Une jurisprudence archaïque enfin remise en cause
Bien que le fameux "devoir conjugal" ne figure nulle part dans le Code civil français, certains magistrats continuent de s'appuyer sur une interprétation dépassée de l'article 215, qui évoque la "communauté de vie" entre époux. Cette dérive jurisprudentielle, qui assimile communauté de vie à communauté de lit, a été fermement condamnée par la Cour européenne des droits de l'homme en janvier 2025.
L'avocate à l'origine de cette victoire européenne explique : "Ce n'est pas du tout ce qui est inscrit dans le Code civil, c'est l'interprétation de certains magistrats". Une clarification s'impose donc pour mettre fin à ces pratiques rétrogrades qui persistent malgré la condamnation internationale de la France.
Un combat pour la dignité féminine
Cette proposition de loi s'inscrit dans une démarche plus large de protection des droits des femmes. Comment peut-on prétendre lutter contre les violences sexistes tout en laissant perdurer l'idée qu'une épouse pourrait être "fautive" de refuser des relations sexuelles non désirées ?
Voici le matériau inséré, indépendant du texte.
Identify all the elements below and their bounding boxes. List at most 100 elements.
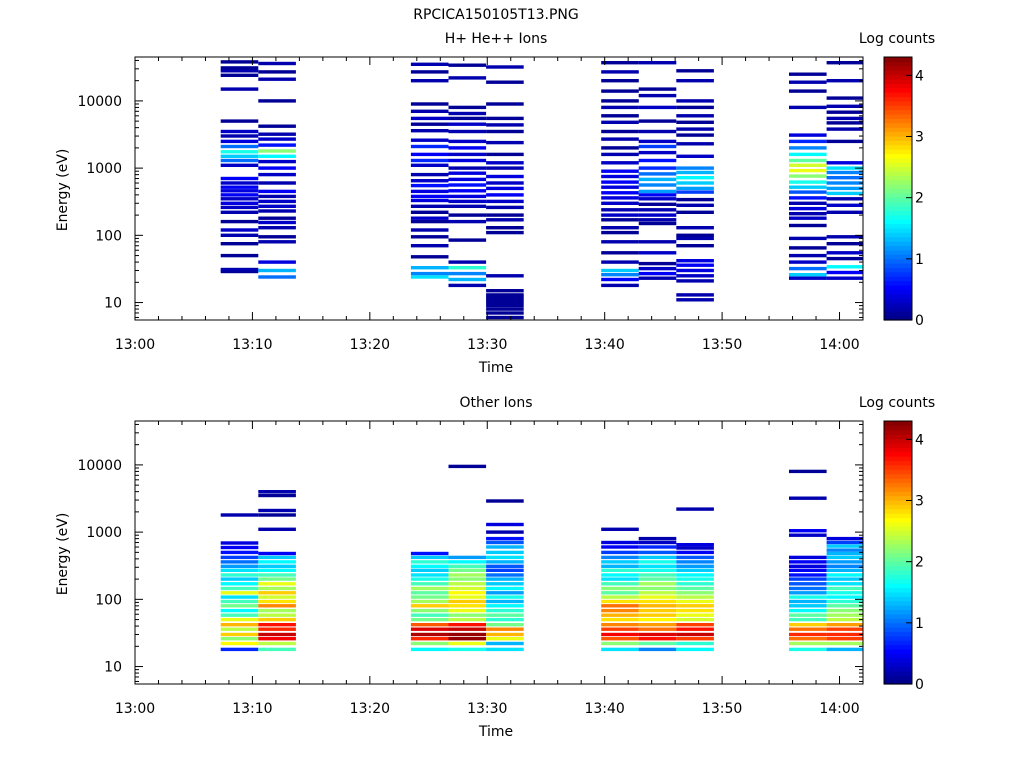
heatmap-cell [448, 599, 487, 604]
heatmap-cell [601, 623, 639, 627]
heatmap-cell [676, 298, 714, 302]
heatmap-cell [486, 65, 524, 69]
heatmap-cell [220, 129, 259, 134]
heatmap-cell [789, 190, 827, 194]
colorbar-tick-label: 1 [915, 616, 924, 632]
heatmap-cell [601, 632, 639, 637]
heatmap-cell [448, 627, 487, 631]
heatmap-cell [638, 139, 677, 144]
heatmap-cell [258, 181, 296, 185]
heatmap-cell [601, 240, 639, 244]
heatmap-cell [601, 268, 639, 273]
colorbar-segment [884, 170, 912, 176]
heatmap-cell [676, 507, 714, 511]
heatmap-cell [601, 545, 639, 549]
heatmap-cell [486, 166, 524, 170]
colorbar-segment [884, 644, 912, 650]
heatmap-cell [601, 647, 639, 652]
heatmap-cell [676, 166, 714, 170]
heatmap-cell [448, 152, 487, 157]
heatmap-cell [789, 105, 827, 110]
colorbar-segment [884, 65, 912, 71]
heatmap-cell [638, 608, 677, 613]
heatmap-cell [601, 586, 639, 591]
heatmap-cell [789, 573, 827, 577]
colorbar-segment [884, 552, 912, 558]
heatmap-cell [220, 242, 259, 246]
heatmap-cell [448, 560, 487, 564]
heatmap-cell [486, 591, 524, 595]
heatmap-cell [638, 540, 677, 545]
heatmap-cell [410, 604, 449, 608]
heatmap-cell [789, 469, 827, 474]
heatmap-cell [638, 208, 677, 212]
colorbar-segment [884, 504, 912, 510]
colorbar-segment [884, 227, 912, 233]
heatmap-cell [220, 641, 259, 646]
heatmap-cell [410, 568, 449, 572]
heatmap-cell [486, 586, 524, 591]
colorbar-segment [884, 311, 912, 317]
heatmap-cell [410, 235, 449, 239]
heatmap-cell [676, 176, 714, 180]
heatmap-cell [789, 174, 827, 178]
colorbar-tick-label: 4 [915, 432, 924, 448]
heatmap-cell [220, 513, 259, 517]
colorbar-segment [884, 197, 912, 203]
heatmap-cell [410, 608, 449, 613]
heatmap-cell [448, 260, 487, 264]
heatmap-cell [601, 564, 639, 568]
x-tick-label: 13:10 [232, 701, 272, 717]
colorbar-segment [884, 267, 912, 273]
heatmap-cell [601, 208, 639, 212]
colorbar-segment [884, 469, 912, 475]
heatmap-cell [676, 190, 714, 194]
colorbar-segment [884, 438, 912, 444]
heatmap-cell [638, 144, 677, 149]
y-tick-label: 100 [95, 592, 122, 608]
heatmap-cell [220, 210, 259, 214]
heatmap-cell [676, 203, 714, 207]
heatmap-cell [486, 530, 524, 534]
heatmap-cell [220, 627, 259, 631]
heatmap-cell [601, 591, 639, 595]
colorbar-segment [884, 464, 912, 470]
heatmap-cell [601, 89, 639, 93]
heatmap-cell [410, 255, 449, 259]
colorbar-segment [884, 442, 912, 448]
heatmap-cell [601, 613, 639, 617]
colorbar-tick-label: 0 [915, 313, 924, 329]
heatmap-cell [220, 595, 259, 599]
heatmap-cell [638, 218, 677, 222]
heatmap-cell [220, 568, 259, 572]
heatmap-cell [826, 270, 863, 275]
heatmap-cell [258, 226, 296, 230]
colorbar-segment [884, 254, 912, 260]
heatmap-cell [789, 196, 827, 200]
heatmap-cell [486, 199, 524, 204]
colorbar-segment [884, 613, 912, 619]
heatmap-cell [220, 647, 259, 652]
heatmap-cell [448, 464, 487, 469]
colorbar-segment [884, 100, 912, 106]
heatmap-cell [826, 235, 863, 239]
heatmap-cell [486, 174, 524, 179]
colorbar-segment [884, 140, 912, 146]
colorbar-segment [884, 591, 912, 597]
heatmap-cell [410, 79, 449, 83]
heatmap-cell [220, 154, 259, 158]
colorbar-segment [884, 249, 912, 255]
colorbar-segment [884, 570, 912, 576]
colorbar-segment [884, 245, 912, 251]
heatmap-cell [638, 261, 677, 266]
heatmap-cell [486, 599, 524, 604]
heatmap-cell [601, 226, 639, 230]
heatmap-cell [258, 220, 296, 225]
heatmap-cell [789, 276, 827, 280]
heatmap-cell [676, 543, 714, 547]
colorbar-segment [884, 530, 912, 536]
heatmap-cell [638, 573, 677, 577]
heatmap-cell [486, 637, 524, 641]
heatmap-cell [676, 99, 714, 103]
x-tick-label: 13:40 [584, 701, 624, 717]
Le témoignage rapporté d'une femme déclarant qu'elle "couchait avec son mari pour passer de bonnes vacances, même sans en avoir envie" illustre tragiquement l'urgence de cette réforme. Cette mentalité archaïque n'a plus sa place dans une société moderne qui prône l'égalité et le respect mutuel.
Une évolution législative nécessaire
L'histoire récente du droit français montre la lenteur de ces évolutions : il a fallu attendre 1990 pour que la Cour de Cassation reconnaisse le viol entre époux, et 2010 pour supprimer la présomption de consentement conjugal. Cette nouvelle étape législative s'avère donc indispensable.
La dimension pédagogique de cette réforme est cruciale. Ces textes, lus par les maires lors des cérémonies de mariage devant les familles et invités, contribueront à faire évoluer les mentalités. Il est fondamental que le message soit clair : il n'existe aucun devoir conjugal, et le consentement reste obligatoire dans toutes les relations intimes.
Un enjeu de société moderne
Cette proposition de loi dépasse le simple cadre juridique pour toucher aux fondements mêmes d'une société respectueuse des droits individuels. Elle témoigne de la maturité d'une nation capable de remettre en question ses pratiques pour garantir l'égalité et la dignité de tous ses citoyens.
L'examen de ce texte à l'Assemblée nationale constitue donc un moment charnière pour la France, qui pourrait ainsi confirmer son engagement en faveur des droits humains et de l'égalité entre les sexes.